The area is described as a key connection between the city centre and landmarks like the SSE Arena and Titanic Quarter, and other proposed schemes at Sirocco Quay and Belfast Quays.

Deirdre Hargey said the site was “one of most strategic gateways for the city centre”.

“The redevelopment of Queen’s Quay will have an important role to play in helping to improve access for communities in east Belfast to the city centre and to become a high quality and shared space for all with a lasting legacy,” she added.

The minister said she wanted the public to look at an online public consultation exhibit on the department’s website, or register to take part in a virtual consultation.

Hamilton Architects is heading up a team involved in the plans.

Paul Millar, partner at Hamilton Architects, said: “Queen’s Quay is a very prestigious and exciting project which will usher in a new era in the economic and social regeneration of Belfast’s riverfront and connect different sections of the city as never before.

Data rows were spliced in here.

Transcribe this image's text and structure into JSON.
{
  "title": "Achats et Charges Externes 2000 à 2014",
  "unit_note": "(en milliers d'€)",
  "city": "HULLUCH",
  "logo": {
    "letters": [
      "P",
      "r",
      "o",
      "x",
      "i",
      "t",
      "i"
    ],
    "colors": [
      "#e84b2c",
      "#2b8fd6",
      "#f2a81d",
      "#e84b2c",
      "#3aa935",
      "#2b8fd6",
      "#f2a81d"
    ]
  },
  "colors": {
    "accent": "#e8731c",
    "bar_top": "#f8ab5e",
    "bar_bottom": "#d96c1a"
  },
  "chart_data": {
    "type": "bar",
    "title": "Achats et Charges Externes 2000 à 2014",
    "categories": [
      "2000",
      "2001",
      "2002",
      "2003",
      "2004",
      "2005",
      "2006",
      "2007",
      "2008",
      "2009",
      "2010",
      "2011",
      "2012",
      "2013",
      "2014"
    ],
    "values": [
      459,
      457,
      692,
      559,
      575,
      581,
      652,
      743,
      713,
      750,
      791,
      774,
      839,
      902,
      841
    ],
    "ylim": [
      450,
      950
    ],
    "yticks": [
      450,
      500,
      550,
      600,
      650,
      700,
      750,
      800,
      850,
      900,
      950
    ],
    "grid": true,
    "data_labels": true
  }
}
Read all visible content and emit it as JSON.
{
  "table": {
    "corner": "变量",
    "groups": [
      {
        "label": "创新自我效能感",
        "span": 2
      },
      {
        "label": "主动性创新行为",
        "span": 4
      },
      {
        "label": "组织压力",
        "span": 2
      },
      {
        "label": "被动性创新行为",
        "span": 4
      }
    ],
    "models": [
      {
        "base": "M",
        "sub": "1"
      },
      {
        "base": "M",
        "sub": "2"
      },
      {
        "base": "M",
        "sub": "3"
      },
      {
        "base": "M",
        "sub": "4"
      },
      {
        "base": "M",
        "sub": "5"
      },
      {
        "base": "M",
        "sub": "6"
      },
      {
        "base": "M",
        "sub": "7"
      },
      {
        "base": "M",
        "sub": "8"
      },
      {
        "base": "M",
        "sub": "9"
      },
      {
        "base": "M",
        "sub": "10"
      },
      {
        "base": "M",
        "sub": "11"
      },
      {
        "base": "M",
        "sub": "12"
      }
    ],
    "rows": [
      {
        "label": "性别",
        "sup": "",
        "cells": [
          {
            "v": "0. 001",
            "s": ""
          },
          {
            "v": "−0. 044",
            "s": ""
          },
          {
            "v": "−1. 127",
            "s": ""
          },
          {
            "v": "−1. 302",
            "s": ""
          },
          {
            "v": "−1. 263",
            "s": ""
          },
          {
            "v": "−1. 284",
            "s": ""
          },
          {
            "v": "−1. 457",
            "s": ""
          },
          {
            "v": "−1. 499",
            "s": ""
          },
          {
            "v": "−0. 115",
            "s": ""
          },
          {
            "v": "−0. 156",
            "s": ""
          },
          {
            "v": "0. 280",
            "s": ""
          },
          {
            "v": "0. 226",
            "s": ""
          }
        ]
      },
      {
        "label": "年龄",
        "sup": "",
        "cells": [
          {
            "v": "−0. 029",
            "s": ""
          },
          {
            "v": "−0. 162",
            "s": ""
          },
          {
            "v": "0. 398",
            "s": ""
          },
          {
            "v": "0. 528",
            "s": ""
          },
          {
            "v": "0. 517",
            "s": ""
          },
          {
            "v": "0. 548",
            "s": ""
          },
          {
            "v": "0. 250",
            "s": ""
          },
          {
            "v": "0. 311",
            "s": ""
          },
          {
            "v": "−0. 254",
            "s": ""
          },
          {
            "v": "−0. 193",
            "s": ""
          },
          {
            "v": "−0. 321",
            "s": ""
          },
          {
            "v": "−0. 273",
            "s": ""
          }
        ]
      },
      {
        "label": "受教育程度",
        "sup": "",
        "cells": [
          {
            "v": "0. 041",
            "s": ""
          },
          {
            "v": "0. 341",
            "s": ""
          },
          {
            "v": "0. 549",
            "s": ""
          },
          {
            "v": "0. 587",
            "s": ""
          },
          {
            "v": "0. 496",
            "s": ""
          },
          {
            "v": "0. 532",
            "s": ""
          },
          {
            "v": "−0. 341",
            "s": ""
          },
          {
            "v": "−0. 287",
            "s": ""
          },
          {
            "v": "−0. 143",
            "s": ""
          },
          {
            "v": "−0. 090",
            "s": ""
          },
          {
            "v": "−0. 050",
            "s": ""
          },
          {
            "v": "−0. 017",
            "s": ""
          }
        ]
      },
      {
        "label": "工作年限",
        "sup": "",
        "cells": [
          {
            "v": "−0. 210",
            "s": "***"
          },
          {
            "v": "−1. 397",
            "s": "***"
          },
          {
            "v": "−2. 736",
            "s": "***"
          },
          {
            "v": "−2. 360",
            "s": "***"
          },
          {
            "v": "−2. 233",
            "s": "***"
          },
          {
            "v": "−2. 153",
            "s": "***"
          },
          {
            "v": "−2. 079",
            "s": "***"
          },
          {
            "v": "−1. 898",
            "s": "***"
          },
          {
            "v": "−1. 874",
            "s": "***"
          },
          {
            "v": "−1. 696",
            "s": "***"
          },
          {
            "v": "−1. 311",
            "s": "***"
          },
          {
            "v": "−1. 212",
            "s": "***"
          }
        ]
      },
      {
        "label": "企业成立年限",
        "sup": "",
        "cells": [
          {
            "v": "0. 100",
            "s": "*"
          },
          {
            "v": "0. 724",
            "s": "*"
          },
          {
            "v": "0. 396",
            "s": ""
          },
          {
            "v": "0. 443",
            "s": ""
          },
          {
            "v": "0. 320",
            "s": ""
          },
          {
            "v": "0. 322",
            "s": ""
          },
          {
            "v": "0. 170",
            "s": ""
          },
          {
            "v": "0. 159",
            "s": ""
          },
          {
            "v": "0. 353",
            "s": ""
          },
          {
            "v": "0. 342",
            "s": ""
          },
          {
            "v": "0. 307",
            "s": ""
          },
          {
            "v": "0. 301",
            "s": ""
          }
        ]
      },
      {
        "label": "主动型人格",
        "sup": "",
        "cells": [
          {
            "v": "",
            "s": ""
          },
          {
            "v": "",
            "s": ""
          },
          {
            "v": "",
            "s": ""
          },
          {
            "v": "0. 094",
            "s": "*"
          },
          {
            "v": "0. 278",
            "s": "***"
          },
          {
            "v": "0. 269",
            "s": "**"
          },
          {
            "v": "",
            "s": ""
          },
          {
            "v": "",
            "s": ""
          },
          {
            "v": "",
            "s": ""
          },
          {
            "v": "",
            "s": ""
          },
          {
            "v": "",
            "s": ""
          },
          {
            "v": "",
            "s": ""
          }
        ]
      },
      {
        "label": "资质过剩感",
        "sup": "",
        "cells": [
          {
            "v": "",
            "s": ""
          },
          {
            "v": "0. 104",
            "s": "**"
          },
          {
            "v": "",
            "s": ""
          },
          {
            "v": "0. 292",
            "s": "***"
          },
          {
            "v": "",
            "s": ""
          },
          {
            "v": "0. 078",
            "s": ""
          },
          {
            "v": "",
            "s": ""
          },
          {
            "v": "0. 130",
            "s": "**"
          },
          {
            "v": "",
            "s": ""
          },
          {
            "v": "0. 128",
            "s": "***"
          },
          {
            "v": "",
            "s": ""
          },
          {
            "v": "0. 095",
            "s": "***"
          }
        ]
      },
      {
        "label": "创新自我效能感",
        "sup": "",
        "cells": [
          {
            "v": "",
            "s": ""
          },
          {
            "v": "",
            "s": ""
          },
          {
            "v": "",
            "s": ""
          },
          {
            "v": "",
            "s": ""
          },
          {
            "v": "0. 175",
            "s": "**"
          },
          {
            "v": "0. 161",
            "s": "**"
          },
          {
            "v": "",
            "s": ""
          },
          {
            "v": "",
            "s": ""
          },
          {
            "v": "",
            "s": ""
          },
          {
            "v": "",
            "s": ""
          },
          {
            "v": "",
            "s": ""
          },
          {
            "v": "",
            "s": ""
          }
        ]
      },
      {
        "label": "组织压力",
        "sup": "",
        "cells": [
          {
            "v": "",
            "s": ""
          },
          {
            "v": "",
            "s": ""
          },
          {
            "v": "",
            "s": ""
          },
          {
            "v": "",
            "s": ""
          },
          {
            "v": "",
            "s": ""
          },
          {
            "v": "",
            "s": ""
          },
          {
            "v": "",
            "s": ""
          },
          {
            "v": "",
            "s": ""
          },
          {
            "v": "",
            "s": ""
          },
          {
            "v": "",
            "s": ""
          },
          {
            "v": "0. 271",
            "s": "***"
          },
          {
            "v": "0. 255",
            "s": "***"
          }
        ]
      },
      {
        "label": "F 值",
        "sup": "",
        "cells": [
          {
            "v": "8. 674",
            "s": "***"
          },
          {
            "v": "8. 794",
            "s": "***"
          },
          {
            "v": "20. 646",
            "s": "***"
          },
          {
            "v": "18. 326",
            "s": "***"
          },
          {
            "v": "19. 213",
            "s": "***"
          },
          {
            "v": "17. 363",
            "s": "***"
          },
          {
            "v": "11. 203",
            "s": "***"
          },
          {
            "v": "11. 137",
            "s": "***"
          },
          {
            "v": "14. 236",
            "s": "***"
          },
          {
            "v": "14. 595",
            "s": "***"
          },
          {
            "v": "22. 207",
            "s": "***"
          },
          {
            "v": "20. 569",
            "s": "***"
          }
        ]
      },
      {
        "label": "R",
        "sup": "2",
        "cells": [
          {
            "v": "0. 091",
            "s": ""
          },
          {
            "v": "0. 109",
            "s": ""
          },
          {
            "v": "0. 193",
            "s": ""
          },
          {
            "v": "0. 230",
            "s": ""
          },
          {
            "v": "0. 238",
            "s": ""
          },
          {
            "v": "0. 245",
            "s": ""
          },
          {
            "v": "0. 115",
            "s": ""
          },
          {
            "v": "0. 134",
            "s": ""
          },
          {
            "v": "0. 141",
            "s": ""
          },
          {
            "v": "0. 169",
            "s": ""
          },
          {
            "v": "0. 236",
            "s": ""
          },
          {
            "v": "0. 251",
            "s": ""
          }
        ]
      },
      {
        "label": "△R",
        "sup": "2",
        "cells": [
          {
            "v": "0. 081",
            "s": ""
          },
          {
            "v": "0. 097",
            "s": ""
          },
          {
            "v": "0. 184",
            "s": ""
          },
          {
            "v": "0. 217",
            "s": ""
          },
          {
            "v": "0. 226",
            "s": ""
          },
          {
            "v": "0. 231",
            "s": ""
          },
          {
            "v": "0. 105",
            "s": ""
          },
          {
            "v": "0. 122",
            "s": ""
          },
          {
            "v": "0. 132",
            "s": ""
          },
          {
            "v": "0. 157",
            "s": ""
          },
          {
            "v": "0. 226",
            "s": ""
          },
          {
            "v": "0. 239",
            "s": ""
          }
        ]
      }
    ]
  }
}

“Our team is experienced in urban regeneration and has a comprehensive understanding of the issues associated with planning, financial viability and commercial law. This is critical to enable the department to bring forward this comprehensive development scheme.”

Odyssey Millennium was involved in plans two years ago to transform the site. It proposed building nearly 800 houses, two hotels, offices, shops and leisure facilities including cafes and restaurants in a £100m project.

At the same time the Department for Communities was proposing its own project costing around the same.

It first advertised for expressions of interest in Queen’s Quay nearly five years ago.